Alita: Battle Angel (2019)

When Dr Ido Dyson (Christoph Waltz) finds a cyborg head/heart in the junkyard under the world’s last sky city, he applies his technical expertise to connect it to a new cyborg body. When then girl opens her eyes, she has no memory of who or what she is – time to go explore the world!

Iron City, where our tale is set, lies beneath the only remaining Sky City, a place where many dream of escaping from their working class poverty, servicing the elite above. Shady things go on under the banner of ‘earning’ a trip up; one supposedly sure-fire way is by winning the brutal MotorBall game.

Into this oft dark but always fantastic world, we get to view everything through Alita’s naive eyes. As she slowly begins to have flashbacks, often triggered by violent moments, she starts to realise that she is not what she seems. But, is she an enemy or an unlikely ally? Who are the real villains in this unequal world?
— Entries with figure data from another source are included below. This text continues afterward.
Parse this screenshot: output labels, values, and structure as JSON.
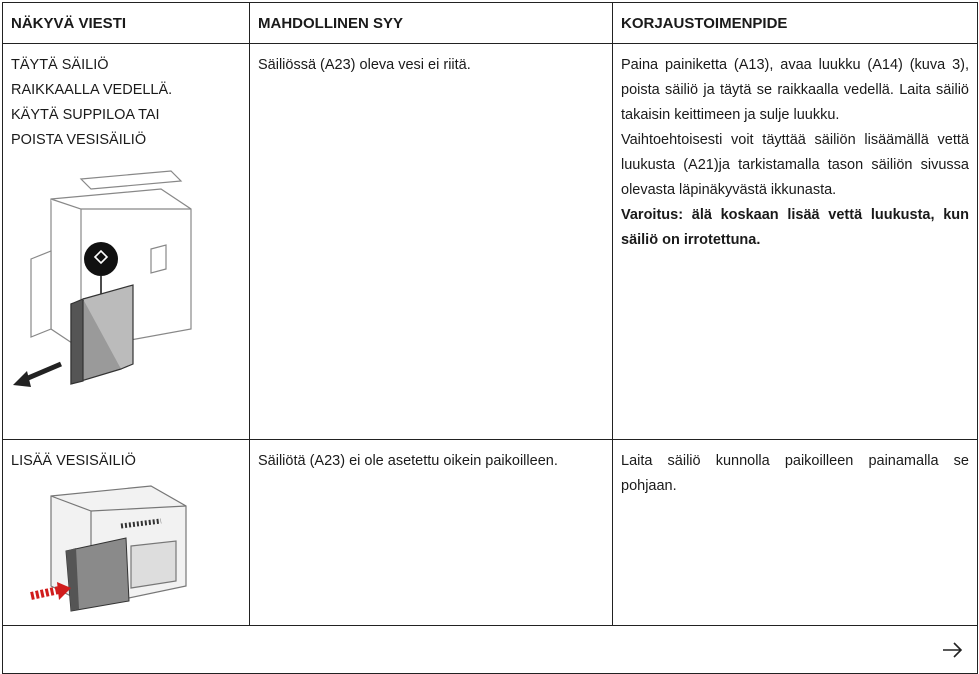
{
  "table": {
    "header": [
      "NÄKYVÄ VIESTI",
      "MAHDOLLINEN SYY",
      "KORJAUSTOIMENPIDE"
    ],
    "rows": [
      [
        "TÄYTÄ SÄILIÖ RAIKKAALLA VEDELLÄ. KÄYTÄ SUPPILOA TAI POISTA VESISÄILIÖ",
        "Säiliössä (A23) oleva vesi ei riitä.",
        [
          "Paina painiketta (A13), avaa luukku (A14) (kuva 3), poista säiliö ja täytä se raikkaalla vedellä. Laita säiliö takaisin keittimeen ja sulje luukku.",
          "Vaihtoehtoisesti voit täyttää säiliön lisäämällä vettä luukusta (A21)ja tarkistamalla tason säiliön sivussa olevasta läpinäkyvästä ikkunasta.",
          "Varoitus: älä koskaan lisää vettä luukusta, kun säiliö on irrotettuna."
        ]
      ],
      [
        "LISÄÄ VESISÄILIÖ",
        "Säiliötä (A23) ei ole asetettu oikein paikoilleen.",
        [
          "Laita säiliö kunnolla paikoilleen painamalla se pohjaan."
        ]
      ]
    ]
  }
}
If that’s not the best description I’ve ever managed to write, I’m going to say that it’s not the easiest film to describe. I will heap praise on the visuals, and on the world building (although that comes from the manga, I presume). The CGI to bring an anime-esque, massive-eyed Alita to life is excellently done, if occasionally a bit disturbing.
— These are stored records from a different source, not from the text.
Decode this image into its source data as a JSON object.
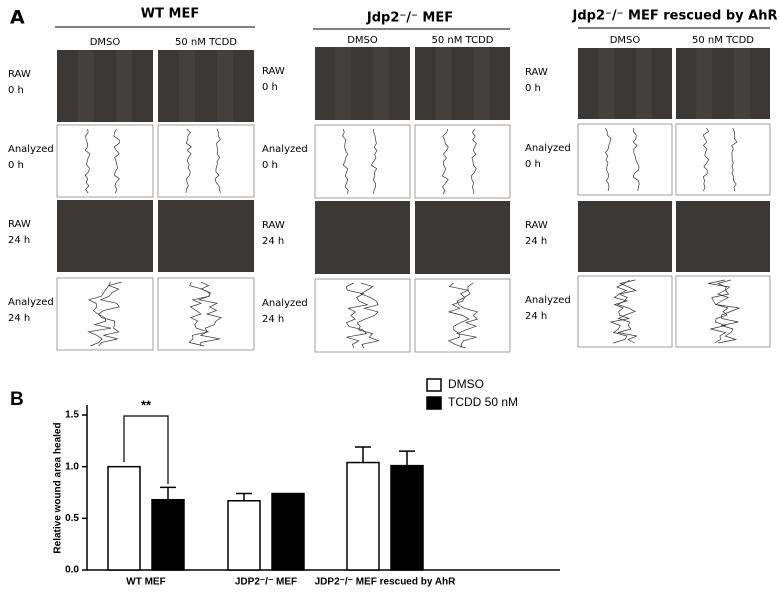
{
  "panel_a": {
    "label": "A",
    "groups": [
      {
        "title": "WT MEF",
        "columns": [
          "DMSO",
          "50 nM TCDD"
        ]
      },
      {
        "title": "Jdp2⁻/⁻ MEF",
        "columns": [
          "DMSO",
          "50 nM TCDD"
        ]
      },
      {
        "title": "Jdp2⁻/⁻ MEF rescued by AhR",
        "columns": [
          "DMSO",
          "50 nM TCDD"
        ]
      }
    ],
    "rows": [
      [
        "RAW",
        "0 h"
      ],
      [
        "Analyzed",
        "0 h"
      ],
      [
        "RAW",
        "24 h"
      ],
      [
        "Analyzed",
        "24 h"
      ]
    ]
  },
  "chart_data": {
    "type": "bar",
    "panel_label": "B",
    "y_label": "Relative wound area healed",
    "categories": [
      "WT MEF",
      "JDP2⁻/⁻ MEF",
      "JDP2⁻/⁻ MEF rescued by AhR"
    ],
    "series": [
      {
        "name": "DMSO",
        "color": "#ffffff",
        "values": [
          1.0,
          0.67,
          1.04
        ],
        "errors": [
          0,
          0.07,
          0.15
        ]
      },
      {
        "name": "TCDD 50 nM",
        "color": "#000000",
        "values": [
          0.68,
          0.74,
          1.01
        ],
        "errors": [
          0.12,
          0,
          0.14
        ]
      }
    ],
    "ylim": [
      0,
      1.5
    ],
    "yticks": [
      {
        "value": 0,
        "label": "0.0"
      },
      {
        "value": 0.5,
        "label": "0.5"
      },
      {
        "value": 1,
        "label": "1.0"
      },
      {
        "value": 1.5,
        "label": "1.5"
      }
    ],
    "annotation": "**"
  }
}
The world building here is absolutely the best thing about the movie. Cyborg-ism has become commonplace, with really only the brain needing to remain human. Some go for limb replacement to help their jobs, other more shady types are walking around in brutal robot bodies. It’s perhaps more odd that there are as many ‘meat sacks’ as there are still left.

However, a problem lies in the fact that the story is a bit all over the place. Alita’s discovery and introduction to the world are handled well, but obviously not enough action – so we’ll throw in the brutal ball sports. And some vigilantism. And some cyber-kidnapping. And mysterious power structures. And. And. And.

Overall it felt a bit like the film makers loved this world, but didn’t quite know what story to focus on. As a result, nothing comes through strongly, making a bit of a surprisingly bland overall effect. Which is utterly a shame, as a smaller tale showing us just part of this world could have been far more impactful than the odd bursts of drama, action, and tension, that don’t wholly fit together or produce a coherent narrative.

Of course, actually having an ending might have helped the story immensely. As it is, we finally get a bit of momentum going far too near the end – and then it stops. I mean, the film just stops. Clearly they’re expecting a sequel, but I’m not entirely sure it’ll ever arrive.

Released: 6th February 2019
Viewed: 16th February 2019
Running time: 122 minutes
Rated: 12A

My rating: 7/10 – 6 at most for the story, but bonus marks for the visuals.